Nascido em 1972 na Escócia, com o nome Mark Simpson, Jock é um artista versátil e talentoso, com uma carreira dividida entre a Banda Desenhada e a ilustração, seja desenhando histórias ou ilustrando capas para a DC e para outras editoras, seja trabalhando na concepção visual de filmes como Dredd ou Ex Machina. Com um estilo extremamente gráfico, em que o desenho manual se articula harmoniosamente com a cor digital, Jock possui um notável sentido de composição, que lhe permite criar páginas icónicas, capazes de funcionar isoladamente, como se de posters se tratassem, mas que em nada atrapalham o fluir da narrativa.
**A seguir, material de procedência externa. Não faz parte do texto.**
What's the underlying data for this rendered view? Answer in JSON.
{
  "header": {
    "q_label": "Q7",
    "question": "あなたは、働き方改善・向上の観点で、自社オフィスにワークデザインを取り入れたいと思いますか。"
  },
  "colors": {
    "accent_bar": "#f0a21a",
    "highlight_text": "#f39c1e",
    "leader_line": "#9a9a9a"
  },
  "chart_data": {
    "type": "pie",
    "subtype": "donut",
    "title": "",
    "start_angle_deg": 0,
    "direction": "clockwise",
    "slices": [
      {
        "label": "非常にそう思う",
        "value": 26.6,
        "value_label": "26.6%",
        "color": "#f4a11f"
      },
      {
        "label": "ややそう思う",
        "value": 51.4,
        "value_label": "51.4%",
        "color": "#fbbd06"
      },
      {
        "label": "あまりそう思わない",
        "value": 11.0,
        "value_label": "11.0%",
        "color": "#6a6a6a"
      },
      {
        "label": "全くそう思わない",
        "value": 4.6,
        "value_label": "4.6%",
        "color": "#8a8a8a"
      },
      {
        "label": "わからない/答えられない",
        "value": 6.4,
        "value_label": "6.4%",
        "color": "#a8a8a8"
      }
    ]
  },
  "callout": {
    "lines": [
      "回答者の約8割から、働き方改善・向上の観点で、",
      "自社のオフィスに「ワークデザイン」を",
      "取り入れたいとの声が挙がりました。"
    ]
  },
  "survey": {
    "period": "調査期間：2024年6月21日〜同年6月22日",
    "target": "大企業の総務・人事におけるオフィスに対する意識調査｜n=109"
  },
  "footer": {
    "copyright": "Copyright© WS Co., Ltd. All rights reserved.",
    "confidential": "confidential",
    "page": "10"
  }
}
O seminal Batman: Ano Um, de Frank Miller e David Mazzuchelli (já publicado numa colecção da Levoir) colocou a fasquia muito alta no que se refere às histórias de origem dos super-heróis, mas este livro mostra estar à altura de tão pesada herança. Em Arqueiro Verde: Ano Um, Jock e Diggle criam uma história icónica e muitíssimo bem contada, cuja influência é visível, por exemplo, na série televisiva Arrow, que vai aproveitar a personagem de China White, introduzida por Diggle e Jock no universo DC. Uma influência que os escritores da série são os primeiros a reconhecer, ao darem a John Diggle, um dos parceiros de Oliver Queen na luta contra o crime, o mesmo apelido do escritor deste Arqueiro Verde: Ano Um.